J.Haydn, Scottish Songs, v. 1, Anderson, MacDougall, Haydn Trio Eisenstadt
|At barn or byre thou shalt na drudge,|
Or naething else to trouble thee,
But stray amang the heather bells,
And tent the waving corn wi' me.
Now what could artless Jeanie do?
She had na will to say him na:
At length she blushe'd a sweet consent,
And love was ay between them twa.
There are nether-regions in the output of almost every composer, even the most famous ones; works that even most classical music aficionados have not heard or even heard of. Many of us are familiar with Brahms’s output: symphonies, serenades, concertos, piano works, and the great chamber music. Add to that the songs (Die schöne Magelone, Deutsche Volkslieder, Vier ernste Lieder), the Alto-Rhapsody, and perhaps even the Liebeslieder-Waltzer. But what about a slew of choral music – enough music to fill some ten hours with Brahms. More music, still, comes from Brahms’s own transcriptions of his music for two pianos or piano, four hands. Similarly, Mendelssohn’s secular and sacred choral music would fill a dozen or so CDs. Schubert’s songs for unaccompanied male voices? Another four hours for those who have exhausted his 600+ songs.
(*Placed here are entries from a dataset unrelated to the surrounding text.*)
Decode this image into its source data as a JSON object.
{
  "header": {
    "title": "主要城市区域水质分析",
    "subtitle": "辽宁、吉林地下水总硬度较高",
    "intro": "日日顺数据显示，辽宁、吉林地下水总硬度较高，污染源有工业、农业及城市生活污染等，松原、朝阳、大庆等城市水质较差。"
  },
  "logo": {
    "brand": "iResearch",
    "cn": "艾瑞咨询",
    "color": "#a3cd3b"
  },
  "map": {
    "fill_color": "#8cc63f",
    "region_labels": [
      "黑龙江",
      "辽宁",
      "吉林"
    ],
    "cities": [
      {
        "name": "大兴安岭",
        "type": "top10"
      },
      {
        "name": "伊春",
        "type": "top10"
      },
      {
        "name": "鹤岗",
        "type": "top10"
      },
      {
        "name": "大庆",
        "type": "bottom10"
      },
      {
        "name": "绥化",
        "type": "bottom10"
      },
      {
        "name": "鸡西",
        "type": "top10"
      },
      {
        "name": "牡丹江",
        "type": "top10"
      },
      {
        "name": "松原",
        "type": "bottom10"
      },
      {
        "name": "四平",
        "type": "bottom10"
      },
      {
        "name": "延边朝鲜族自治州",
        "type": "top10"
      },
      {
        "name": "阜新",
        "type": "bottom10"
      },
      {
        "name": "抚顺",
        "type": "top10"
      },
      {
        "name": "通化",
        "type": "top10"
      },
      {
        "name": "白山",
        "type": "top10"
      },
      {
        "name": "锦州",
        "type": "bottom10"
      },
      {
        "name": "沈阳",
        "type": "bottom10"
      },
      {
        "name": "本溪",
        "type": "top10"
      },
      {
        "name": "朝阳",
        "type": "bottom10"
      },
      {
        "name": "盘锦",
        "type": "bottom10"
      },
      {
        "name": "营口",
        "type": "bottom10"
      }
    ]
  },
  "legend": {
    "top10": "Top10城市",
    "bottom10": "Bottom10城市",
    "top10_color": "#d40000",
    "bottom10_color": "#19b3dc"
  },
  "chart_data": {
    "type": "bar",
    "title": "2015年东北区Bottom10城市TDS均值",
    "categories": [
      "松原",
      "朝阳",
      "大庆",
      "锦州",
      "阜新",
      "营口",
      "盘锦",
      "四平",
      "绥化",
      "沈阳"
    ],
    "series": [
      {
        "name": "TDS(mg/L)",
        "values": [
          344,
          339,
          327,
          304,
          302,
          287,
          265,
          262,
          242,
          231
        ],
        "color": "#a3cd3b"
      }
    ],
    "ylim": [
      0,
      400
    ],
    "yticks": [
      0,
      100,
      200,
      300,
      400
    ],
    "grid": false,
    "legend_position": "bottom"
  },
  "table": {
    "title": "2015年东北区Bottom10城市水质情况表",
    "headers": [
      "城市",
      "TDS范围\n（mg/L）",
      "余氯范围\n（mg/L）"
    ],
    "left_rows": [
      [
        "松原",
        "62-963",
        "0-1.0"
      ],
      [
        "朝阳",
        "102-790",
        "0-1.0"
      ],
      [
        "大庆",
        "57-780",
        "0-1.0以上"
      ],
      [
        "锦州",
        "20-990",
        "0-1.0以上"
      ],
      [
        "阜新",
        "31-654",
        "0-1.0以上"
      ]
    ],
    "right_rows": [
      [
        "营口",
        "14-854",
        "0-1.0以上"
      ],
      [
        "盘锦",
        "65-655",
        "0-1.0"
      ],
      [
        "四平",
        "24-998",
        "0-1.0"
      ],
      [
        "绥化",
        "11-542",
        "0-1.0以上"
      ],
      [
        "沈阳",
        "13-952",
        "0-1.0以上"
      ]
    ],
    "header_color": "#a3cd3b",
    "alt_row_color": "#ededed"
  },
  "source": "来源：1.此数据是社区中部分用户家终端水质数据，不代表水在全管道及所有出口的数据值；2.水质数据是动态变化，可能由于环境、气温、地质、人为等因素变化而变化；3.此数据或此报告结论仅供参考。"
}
But there is a whole other world of obscure compositions: arrangements of Scottish folk songs. I had long stayed away from Beethoven’s such works (a substantial 7-disc collection in a DG Collectors Edition box), thinking that it is likely second-rate and derivative stuff… more a filler for his own pockets than a filler for the chronicles of great music. Now I have read about, and immediately purchased, the first volume of Joseph Haydn’s Schottische Lieder. George Thomson was one of three independent Scottish publishers who, between themselves, commissioned well over a thousand such folksong arrangements. Their choice of composers was rather sophisticated, too: Beethoven and Haydn, Hummel and Weber, as well as the nowadays less luminary Pleyel and Kozeluch – then still referred to as “the three (together with Haydn) greatest luminaries of modern music.” Haydn apparently delighted in the comission – he delivered over 400 (!) arrangements. If we didn’t know from the correspondence that he enjoyed the work, we’d know from listening to them. Goodness, what little marvels they are. Songs with piano trio accompaniment, they are rich in ideas, infectiously melodious; in short: a light delight. Some of the songs – given their material – have a tad ‘sameness’ about them – and after listening to the super-budget-priced CD that makes up volume 1 of a series that will hopefully go beyond volume 2 (an equally inexpensive 4-CD set) you will have a pretty good idea of what melodic turns make a song ‘Scottish’. That is not to say that they will become boring to you because for their sheer beauty they can’t be had enough of. For now I hit ‘shuffle’ on my CD player to listen to them in a new order, but next week I’ll get the second volume. That split, by the way, is ingenious. For $7 you can get a ‘sampler’, without duplicating any of the songs you get in the more substantial set (at $22 no luxury acquisition, either). That arrangement is something to copy for other companies that offer large sets of lesser-known works.
Singing are the native Scots Lorna Anderson (soprano) and Jamie MacDougall (tenor), wonderful voices and the necessary idiomatic advantage – particularly when it comes to singing in the Scottish dialect. The Haydn Trio Eisenstadt gets into the spirit with them.